The dynamics of the relationship between Pakistan and the U.S. described in the cable were subsequently borne out by events. In the cable, the U.S. objects to Khan’s foreign policy on the Ukraine war. Those positions were quickly reversed after his removal, which was followed, as promised in the meeting, by a warming between the U.S. and Pakistan.

The diplomatic meeting came two weeks after the Russian invasion of Ukraine, which launched as Khan was en route to Moscow, a visit that infuriated Washington.

On March 2, just days before the meeting, Lu had been questioned at a Senate Foreign Relations Committee hearing over the neutrality of India, Sri Lanka, and Pakistan in the Ukraine conflict. In response to a question from Sen. Chris Van Hollen, D-Md., about a recent decision by Pakistan to abstain from a United Nations resolution condemning Russia’s role in the conflict, Lu said, “Prime Minister Khan has recently visited Moscow, and so I think we are trying to figure out how to engage specifically with the Prime Minister following that decision.” Van Hollen appeared to be indignant that officials from the State Department were not in communication with Khan about the issue.

The day before the meeting, Khan addressed a rally and responded directly to European calls that Pakistan rally behind Ukraine. “Are we your slaves?” Khan thundered to the crowd. “What do you think of us? That we are your slaves and that we will do whatever you ask of us?” he asked. “We are friends of Russia, and we are also friends of the United States. We are friends of China and Europe. We are not part of any alliance.” 

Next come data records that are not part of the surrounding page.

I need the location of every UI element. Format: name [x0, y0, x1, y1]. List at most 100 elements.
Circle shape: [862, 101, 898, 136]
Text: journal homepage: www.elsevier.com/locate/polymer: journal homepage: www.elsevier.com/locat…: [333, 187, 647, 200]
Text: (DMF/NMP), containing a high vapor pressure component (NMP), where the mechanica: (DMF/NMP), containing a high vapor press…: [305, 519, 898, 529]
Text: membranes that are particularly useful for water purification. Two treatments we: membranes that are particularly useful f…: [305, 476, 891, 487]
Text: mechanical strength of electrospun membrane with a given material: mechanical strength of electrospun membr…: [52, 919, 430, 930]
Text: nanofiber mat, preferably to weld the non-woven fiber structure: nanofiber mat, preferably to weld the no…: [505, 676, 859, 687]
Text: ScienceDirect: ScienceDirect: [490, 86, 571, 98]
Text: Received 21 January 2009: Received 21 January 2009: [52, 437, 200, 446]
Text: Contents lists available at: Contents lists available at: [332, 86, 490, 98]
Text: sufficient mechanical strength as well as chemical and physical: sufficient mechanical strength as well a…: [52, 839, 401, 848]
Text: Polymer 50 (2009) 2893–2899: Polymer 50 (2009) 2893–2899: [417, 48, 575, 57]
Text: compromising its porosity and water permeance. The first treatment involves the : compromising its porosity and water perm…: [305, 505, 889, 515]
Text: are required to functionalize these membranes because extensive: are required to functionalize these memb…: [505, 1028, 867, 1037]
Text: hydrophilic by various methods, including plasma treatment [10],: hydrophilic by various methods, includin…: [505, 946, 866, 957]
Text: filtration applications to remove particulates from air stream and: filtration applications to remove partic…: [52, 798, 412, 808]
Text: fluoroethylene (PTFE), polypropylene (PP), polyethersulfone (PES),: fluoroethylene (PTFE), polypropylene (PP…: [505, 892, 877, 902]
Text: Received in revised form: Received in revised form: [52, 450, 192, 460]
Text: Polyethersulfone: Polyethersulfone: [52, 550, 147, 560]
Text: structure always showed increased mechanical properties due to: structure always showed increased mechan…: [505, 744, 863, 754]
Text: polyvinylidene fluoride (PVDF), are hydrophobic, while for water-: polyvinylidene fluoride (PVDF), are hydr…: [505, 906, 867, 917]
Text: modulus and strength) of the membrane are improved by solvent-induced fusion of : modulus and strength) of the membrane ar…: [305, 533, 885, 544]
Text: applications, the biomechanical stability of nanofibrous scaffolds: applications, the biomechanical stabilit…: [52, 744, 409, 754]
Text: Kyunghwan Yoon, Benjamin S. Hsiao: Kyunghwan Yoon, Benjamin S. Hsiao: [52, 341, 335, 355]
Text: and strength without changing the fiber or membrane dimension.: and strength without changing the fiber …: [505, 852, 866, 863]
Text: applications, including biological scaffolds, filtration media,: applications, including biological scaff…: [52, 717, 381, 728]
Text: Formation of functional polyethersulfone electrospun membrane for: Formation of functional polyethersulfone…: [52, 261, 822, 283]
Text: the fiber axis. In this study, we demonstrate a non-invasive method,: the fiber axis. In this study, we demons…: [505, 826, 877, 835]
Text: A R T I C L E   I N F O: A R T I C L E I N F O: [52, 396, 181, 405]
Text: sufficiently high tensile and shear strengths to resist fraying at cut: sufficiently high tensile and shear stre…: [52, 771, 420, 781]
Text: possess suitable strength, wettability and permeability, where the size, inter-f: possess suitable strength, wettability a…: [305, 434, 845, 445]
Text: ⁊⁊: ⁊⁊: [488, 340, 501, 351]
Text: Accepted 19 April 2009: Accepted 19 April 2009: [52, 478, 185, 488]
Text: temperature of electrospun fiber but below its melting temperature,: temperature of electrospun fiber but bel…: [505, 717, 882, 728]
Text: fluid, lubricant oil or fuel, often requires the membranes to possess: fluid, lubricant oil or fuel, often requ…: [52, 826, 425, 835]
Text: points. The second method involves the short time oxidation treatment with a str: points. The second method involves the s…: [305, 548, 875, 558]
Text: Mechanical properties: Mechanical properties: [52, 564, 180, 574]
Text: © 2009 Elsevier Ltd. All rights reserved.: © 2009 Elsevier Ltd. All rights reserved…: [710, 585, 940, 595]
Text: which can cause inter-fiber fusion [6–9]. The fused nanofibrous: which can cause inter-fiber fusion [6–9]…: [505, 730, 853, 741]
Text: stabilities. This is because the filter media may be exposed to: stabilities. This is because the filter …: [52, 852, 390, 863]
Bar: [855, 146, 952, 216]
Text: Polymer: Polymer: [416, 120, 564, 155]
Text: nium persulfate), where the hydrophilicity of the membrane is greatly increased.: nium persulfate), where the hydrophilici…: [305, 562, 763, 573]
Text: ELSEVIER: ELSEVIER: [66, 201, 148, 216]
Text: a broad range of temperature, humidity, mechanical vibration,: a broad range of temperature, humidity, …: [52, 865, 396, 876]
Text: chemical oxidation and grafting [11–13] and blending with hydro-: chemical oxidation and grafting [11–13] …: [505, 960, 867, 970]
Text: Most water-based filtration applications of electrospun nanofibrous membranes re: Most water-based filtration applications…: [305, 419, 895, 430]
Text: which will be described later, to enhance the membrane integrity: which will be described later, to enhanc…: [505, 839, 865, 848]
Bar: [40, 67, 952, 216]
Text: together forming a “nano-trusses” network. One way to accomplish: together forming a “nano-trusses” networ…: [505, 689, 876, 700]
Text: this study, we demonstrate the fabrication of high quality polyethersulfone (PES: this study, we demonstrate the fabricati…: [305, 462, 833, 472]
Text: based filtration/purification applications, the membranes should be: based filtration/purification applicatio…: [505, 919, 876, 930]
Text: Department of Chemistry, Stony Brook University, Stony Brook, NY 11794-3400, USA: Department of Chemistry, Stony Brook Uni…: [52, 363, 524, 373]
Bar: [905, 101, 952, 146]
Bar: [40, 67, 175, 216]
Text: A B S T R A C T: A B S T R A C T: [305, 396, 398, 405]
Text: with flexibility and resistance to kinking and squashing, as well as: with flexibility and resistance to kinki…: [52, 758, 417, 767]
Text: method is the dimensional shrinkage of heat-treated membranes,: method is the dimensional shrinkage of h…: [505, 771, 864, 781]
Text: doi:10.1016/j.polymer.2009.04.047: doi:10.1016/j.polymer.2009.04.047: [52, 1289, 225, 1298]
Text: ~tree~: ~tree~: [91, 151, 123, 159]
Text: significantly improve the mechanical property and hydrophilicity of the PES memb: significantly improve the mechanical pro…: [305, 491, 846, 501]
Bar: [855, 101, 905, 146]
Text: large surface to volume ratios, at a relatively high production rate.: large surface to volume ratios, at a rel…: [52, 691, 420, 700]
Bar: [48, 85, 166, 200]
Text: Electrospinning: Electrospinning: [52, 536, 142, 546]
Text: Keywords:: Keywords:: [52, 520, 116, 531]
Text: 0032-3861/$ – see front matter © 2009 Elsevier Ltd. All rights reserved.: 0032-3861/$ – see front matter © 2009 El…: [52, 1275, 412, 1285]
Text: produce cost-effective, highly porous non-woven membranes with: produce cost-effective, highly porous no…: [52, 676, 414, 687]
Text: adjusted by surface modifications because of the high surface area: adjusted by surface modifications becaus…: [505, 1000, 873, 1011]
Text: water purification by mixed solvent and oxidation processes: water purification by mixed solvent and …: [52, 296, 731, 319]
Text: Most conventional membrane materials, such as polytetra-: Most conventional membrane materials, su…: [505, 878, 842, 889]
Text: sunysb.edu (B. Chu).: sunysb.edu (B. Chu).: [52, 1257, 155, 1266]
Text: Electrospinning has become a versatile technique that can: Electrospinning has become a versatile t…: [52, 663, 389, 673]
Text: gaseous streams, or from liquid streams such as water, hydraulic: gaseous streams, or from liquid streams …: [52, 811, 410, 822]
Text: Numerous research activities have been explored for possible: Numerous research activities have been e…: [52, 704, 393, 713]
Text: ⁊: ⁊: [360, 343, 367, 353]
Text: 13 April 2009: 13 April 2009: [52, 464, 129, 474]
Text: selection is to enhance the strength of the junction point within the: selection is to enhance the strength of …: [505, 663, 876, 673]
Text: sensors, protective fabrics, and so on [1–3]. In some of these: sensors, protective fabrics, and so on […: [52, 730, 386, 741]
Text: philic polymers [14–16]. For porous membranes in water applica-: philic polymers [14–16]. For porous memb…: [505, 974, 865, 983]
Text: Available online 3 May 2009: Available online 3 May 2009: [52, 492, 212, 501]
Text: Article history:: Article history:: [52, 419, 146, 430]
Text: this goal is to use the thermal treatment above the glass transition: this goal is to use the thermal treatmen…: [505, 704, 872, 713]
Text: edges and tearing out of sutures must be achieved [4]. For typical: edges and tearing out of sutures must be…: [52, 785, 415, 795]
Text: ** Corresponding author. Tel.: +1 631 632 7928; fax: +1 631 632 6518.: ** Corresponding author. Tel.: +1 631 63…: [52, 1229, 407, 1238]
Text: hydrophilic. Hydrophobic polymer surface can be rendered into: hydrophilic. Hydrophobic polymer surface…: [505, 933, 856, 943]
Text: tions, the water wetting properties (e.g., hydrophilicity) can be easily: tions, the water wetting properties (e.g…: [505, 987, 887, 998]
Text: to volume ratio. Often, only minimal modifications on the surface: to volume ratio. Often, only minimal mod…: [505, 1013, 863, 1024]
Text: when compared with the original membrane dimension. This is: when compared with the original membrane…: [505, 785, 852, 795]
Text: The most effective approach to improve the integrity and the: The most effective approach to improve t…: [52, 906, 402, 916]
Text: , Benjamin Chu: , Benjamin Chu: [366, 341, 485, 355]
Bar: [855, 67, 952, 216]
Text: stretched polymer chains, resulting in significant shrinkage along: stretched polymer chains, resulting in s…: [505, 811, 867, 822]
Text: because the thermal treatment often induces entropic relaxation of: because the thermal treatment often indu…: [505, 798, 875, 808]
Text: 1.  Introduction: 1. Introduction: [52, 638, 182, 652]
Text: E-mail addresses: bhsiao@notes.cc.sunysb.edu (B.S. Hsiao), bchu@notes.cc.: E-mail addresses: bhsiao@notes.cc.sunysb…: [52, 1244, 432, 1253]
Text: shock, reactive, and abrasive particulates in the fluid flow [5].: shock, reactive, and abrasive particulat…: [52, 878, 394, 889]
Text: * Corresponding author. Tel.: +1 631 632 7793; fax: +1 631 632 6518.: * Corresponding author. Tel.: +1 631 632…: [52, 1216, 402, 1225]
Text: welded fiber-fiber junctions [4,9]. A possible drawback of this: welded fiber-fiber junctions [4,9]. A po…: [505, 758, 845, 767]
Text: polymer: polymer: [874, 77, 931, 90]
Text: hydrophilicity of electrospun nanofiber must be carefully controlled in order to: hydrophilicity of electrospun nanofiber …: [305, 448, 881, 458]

In the meeting, according to the document, Lu spoke in forthright terms about Washington’s displeasure with Pakistan’s stance in the conflict. The document quotes Lu saying that “people here and in Europe are quite concerned about why Pakistan is taking such an aggressively neutral position (on Ukraine), if such a position is even possible. It does not seem such a neutral stand to us.” Lu added that he had held internal discussions with the U.S. National Security Council and that “it seems quite clear that this is the Prime Minister’s policy.”

Lu then bluntly raises the issue of a no-confidence vote: “I think if the no-confidence vote against the Prime Minister succeeds, all will be forgiven in Washington because the Russia visit is being looked at as a decision by the Prime Minister,” Lu said, according to the document. “Otherwise,” he continued, “I think it will be tough going ahead.”

Lu warned that if the situation wasn’t resolved, Pakistan would be marginalized by its Western allies. “I cannot tell how this will be seen by Europe but I suspect their reaction will be similar,” Lu said, adding that Khan could face “isolation” by Europe and the U.S. should he remain in office.

Asked about quotes from Lu in the Pakistani cable, State Department spokesperson Matthew Miller said, “Nothing in these purported comments shows the United States taking a position on who the leader of Pakistan should be.” Miller said he would not comment on private diplomatic discussions. 

The Pakistani ambassador responded by expressing frustration with the lack of engagement from U.S. leadership: “This reluctance had created a perception in Pakistan that we were being ignored or even taken for granted. There was also a feeling that while the U.S. expected Pakistan’s support on all issues that were important to the U.S., it did not reciprocate.” 

The discussion concluded, according to the document, with the Pakistani ambassador expressing his hope that the issue of the Russia-Ukraine war would not “impact our bilateral ties.” Lu told him that the damage was real but not fatal, and with Khan gone, the relationship could go back to normal. “I would argue that it has already created a dent in the relationship from our perspective,” Lu said, again raising the “political situation” in Pakistan. “Let us wait for a few days to see whether the political situation changes, which would mean that we would not have a big disagreement about this issue and the dent would go away very quickly. Otherwise, we will have to confront this issue head on and decide how to manage it.”

The day after the meeting, on March 8, Khan’s opponents in Parliament moved forward with a key procedural step toward the no-confidence vote.

“Khan’s fate wasn’t sealed at the time that this meeting took place, but it was tenuous,” said Arif Rafiq, a non-resident scholar at the Middle East Institute and specialist on Pakistan. “What you have here is the Biden administration sending a message to the people that they saw as Pakistan’s real rulers, signaling to them that things will better if he is removed from power.”

The Intercept has made extensive efforts to authenticate the document. Given the security climate in Pakistan, independent confirmation from sources in the Pakistani government was not possible. The Pakistan Embassy in Washington, D.C., did not respond to a request for comment.

Miller, the State Department spokesperson, said, “We had expressed concern about the visit of then-PM Khan to Moscow on the day of Russia’s invasion of Ukraine and have communicated that opposition both publicly and privately.” He added that “allegations that the United States interfered in internal decisions about the leadership of Pakistan are false. They have always been false, and they continue to be.”